Another new life update? Beebs has become a vegetarian. I’ve always dabbled (meatless Monday anyone?), but this is a new challenge. I basically cook almost entirely vegetarian now, so I’m constantly looking for new veggie-friendly recipes. Let me be honest, friends, there have been A LOT of misses. Still, we persist. I feel grateful that she decided to go vegetarian during soup season. (Who else is here for midwestern fall food likes soups and chilis?)

Since I have this time on my hands, I figured I’d dust off this old blog and start sharing my meal plans with you all. (All one of you. Maybe my mom still follows? Shoot, she has a new email address, maybe not.) Screaming the meal plans into the void it is!

This week:

Sunday: Comforting Tuscan White Bean Chickpea Soup (I cheated and bought a bread, but for posterity sake, make this bread to go with any of your soups this fall. It’s tops and so easy.)

Monday: Slow-Cooker Tofu Butter Chicken I loved this one. Kids thought it was maybe a bit spicy. But slow cooker? Yes please. Served with rice and some of that great mini naan bread you can get from Aldi.

Tuesday: Tacos are still the theme…probably doing some taco bowls with faux taco meat, rice, sweet potatoes, and quesadillas for the kids.

Wednesday: Leftovers! Also known as if it’s in the fridge, it’s fair game.

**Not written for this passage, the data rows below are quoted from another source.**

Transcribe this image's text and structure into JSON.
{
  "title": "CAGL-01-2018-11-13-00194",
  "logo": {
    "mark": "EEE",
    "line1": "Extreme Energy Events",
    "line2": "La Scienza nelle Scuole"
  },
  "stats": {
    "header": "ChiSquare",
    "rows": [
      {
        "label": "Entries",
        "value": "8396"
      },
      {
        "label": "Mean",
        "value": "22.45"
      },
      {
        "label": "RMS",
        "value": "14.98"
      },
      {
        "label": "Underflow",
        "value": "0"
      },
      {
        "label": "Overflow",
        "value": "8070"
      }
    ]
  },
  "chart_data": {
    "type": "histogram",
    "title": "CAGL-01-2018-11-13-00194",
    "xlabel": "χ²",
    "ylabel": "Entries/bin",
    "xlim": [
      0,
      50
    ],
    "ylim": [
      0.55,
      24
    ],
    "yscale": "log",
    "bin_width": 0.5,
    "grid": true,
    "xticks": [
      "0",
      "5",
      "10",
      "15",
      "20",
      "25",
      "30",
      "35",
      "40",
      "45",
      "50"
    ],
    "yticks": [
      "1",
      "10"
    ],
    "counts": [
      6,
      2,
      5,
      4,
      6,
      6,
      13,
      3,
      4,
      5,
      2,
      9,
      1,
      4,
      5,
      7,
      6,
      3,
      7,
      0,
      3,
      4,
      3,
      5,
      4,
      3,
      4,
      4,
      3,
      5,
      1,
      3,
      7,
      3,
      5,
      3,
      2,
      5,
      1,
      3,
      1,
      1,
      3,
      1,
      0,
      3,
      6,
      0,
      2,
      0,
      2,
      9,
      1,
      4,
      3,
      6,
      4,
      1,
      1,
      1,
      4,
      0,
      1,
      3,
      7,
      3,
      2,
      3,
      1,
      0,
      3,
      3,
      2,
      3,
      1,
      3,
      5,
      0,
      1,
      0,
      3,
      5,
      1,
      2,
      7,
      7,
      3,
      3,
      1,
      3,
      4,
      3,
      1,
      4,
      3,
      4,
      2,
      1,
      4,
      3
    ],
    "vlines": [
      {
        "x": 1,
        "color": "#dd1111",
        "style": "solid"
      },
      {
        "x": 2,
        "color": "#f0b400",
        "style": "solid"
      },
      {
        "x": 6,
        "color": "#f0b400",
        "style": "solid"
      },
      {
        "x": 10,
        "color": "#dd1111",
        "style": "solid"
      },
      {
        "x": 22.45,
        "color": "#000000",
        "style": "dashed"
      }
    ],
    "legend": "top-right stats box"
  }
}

Thursday: Mark Bittman’s Braised Lentils. We find a ton of recipes in his How to Cook Everything Vegetarian cookbook. I highly recommend. They are not the most simple recipes, but the flavors are incredible.

Friday: By this time of the week, I’m lazy. Pizza it is. Or leftovers.

Saturday: I didn’t get that far. Check back next week!

Nice to be back, my friends. I’ve missed you!